Later, in the presence of other officers he tossed his cap into the mud and cursed into the rain “I, Philip Kearny, an old soldier, protest this order for retreat. We ought, instead of retreating, to follow up the enemy and take Richmond. And in full view of all the responsibility of such a declaration I say to you all, such an order can only be prompted by cowardice or treason!”  These were strong words, yet few of the men who stood at Malvern Hill or waited earnestly in Washington could disagree.

That August, as he sat idle at Harrison’s Landing, Phil Kearny wrote home, pining for service in the new Army of Virginia, forming near the capital under Major General John Pope.  “With Pope’s army I would breathe again” he wrote.  “McClellan is the failure I ever proclaimed him. He will only get us into more follies – more waste of blood – fighting by driblets. He has lost the confidence of all…”  Impatient for action he signed off:  “Adieu.  Get me and my fighting division with Pope.”  He would have his wish.  But with Pope he would find only frustration, defeat, and his death.

Greg Quinion
July 19, 2012

Comments

2 responses to “Kearny vs. McClellan: Frustration on the Peninsula”

  1. John Fox Avatar

    Brett, Thanks for posting this great article by Greg. I continue to be amazed by the ineptitude of McClellan. Kearny also wrote a friend in early 1862 – “He has not the remotest aptitude for war. I sometimes fear, from his management of this war, that he regards it more in a political than a military point of view.” McClellan seemed to invite an attack against his right flank until the attack came on June 26. Even after Jeb Stuart’s 100 mile ride along the right flank and around the Union army showed McClellan [and Lee] how vulnerable the Union right flank and White House supply line really was – McClellan still did nothing to strengthen the area. McClellan suffered from an overarching ego and belief that he was right – always. When proven wrong he always grabbed at scapegoats to take the blame.

  2. Bryn Monnery Avatar
    Bryn Monnery

    The strange thing about the quotes about the council of war above. They don’t seem to exist before Werstein’s 1962 hagiography “Kearny the Magnificant”, at least as best I can tell. They aren’t in earlier hagiographies (Marks or Kearny).

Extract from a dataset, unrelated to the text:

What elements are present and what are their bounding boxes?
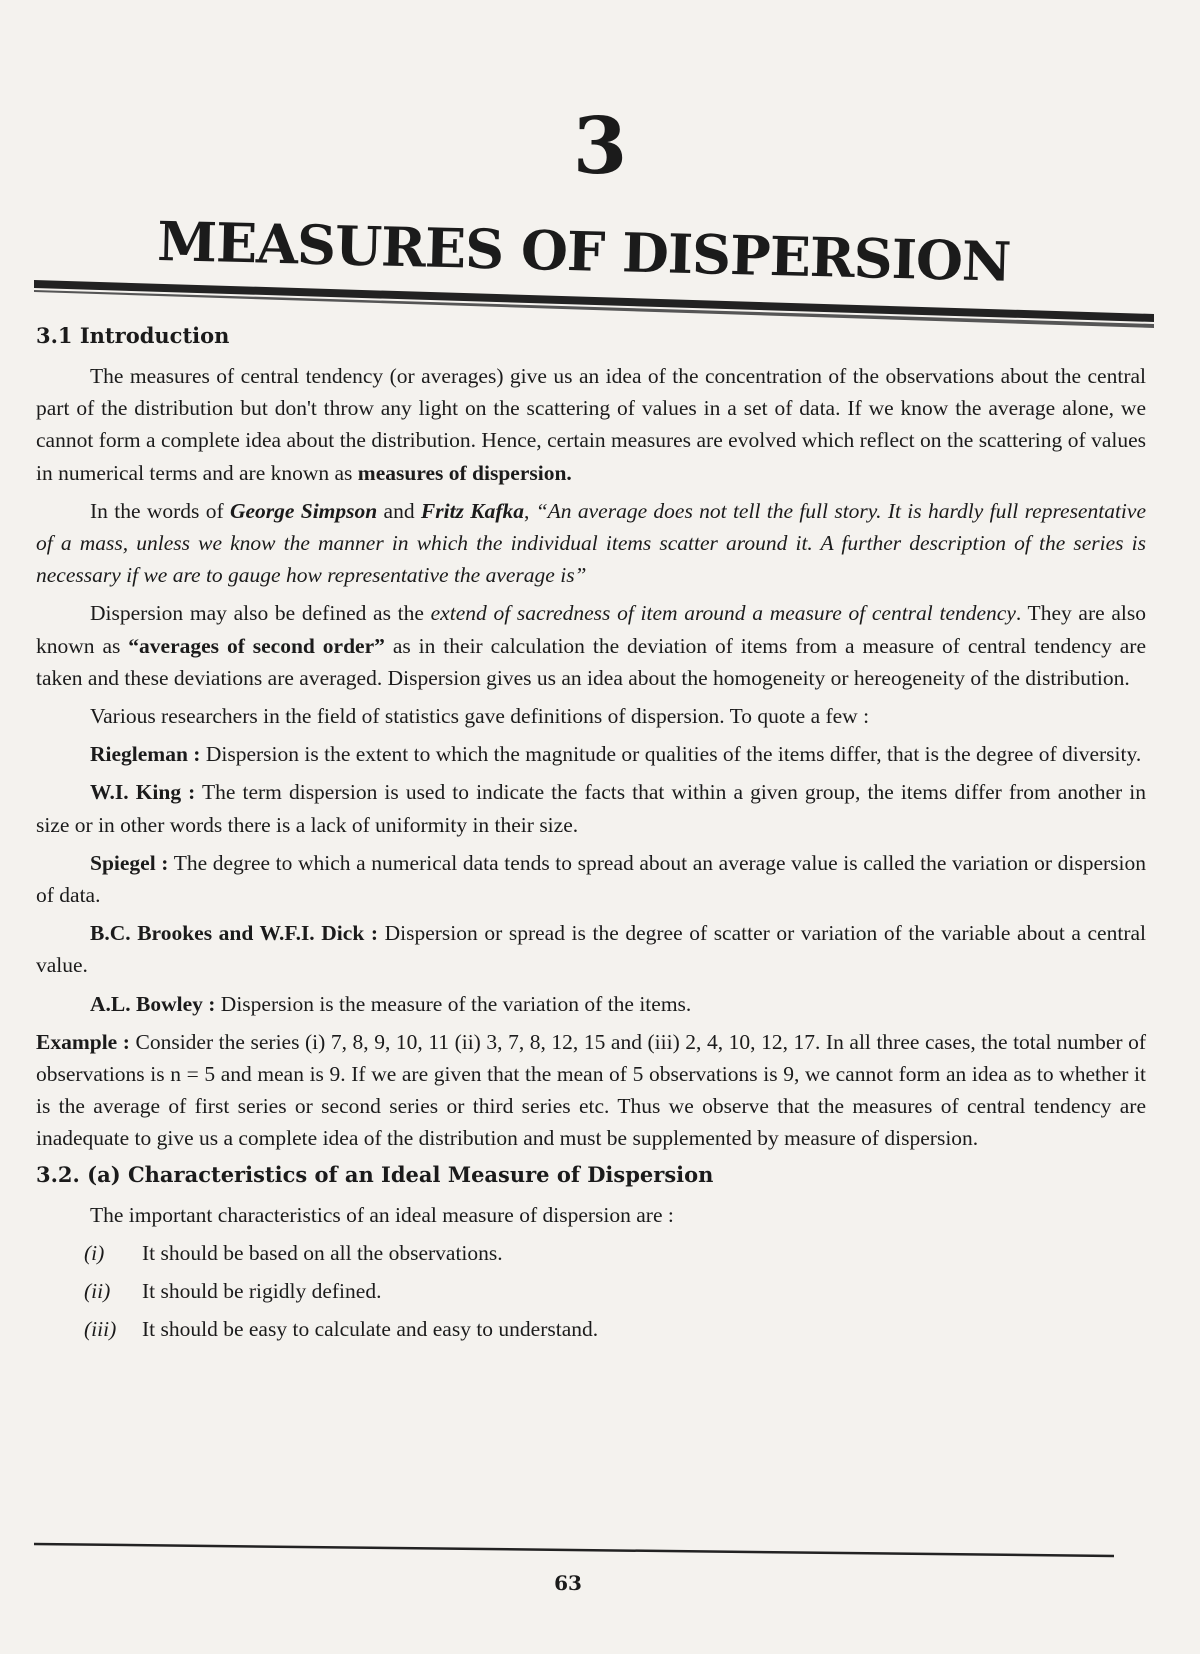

    The other thing, they contradict the sworn testimony of Heintzelman to the JCCW. Heintzelman testified McClellan announced there were two options, and he preferred to throw everything into one battle south of the Chickahominy, but his corps commanders (all of them from my reading, except Keyes who was absent) objected because of the risk. See https://archive.org/stream/reportjointcomm02wargoog#page/n357/mode/2up

    It always seems to me that Kearny was not quite in focus, as there is no work about him that isn’t hagiographic.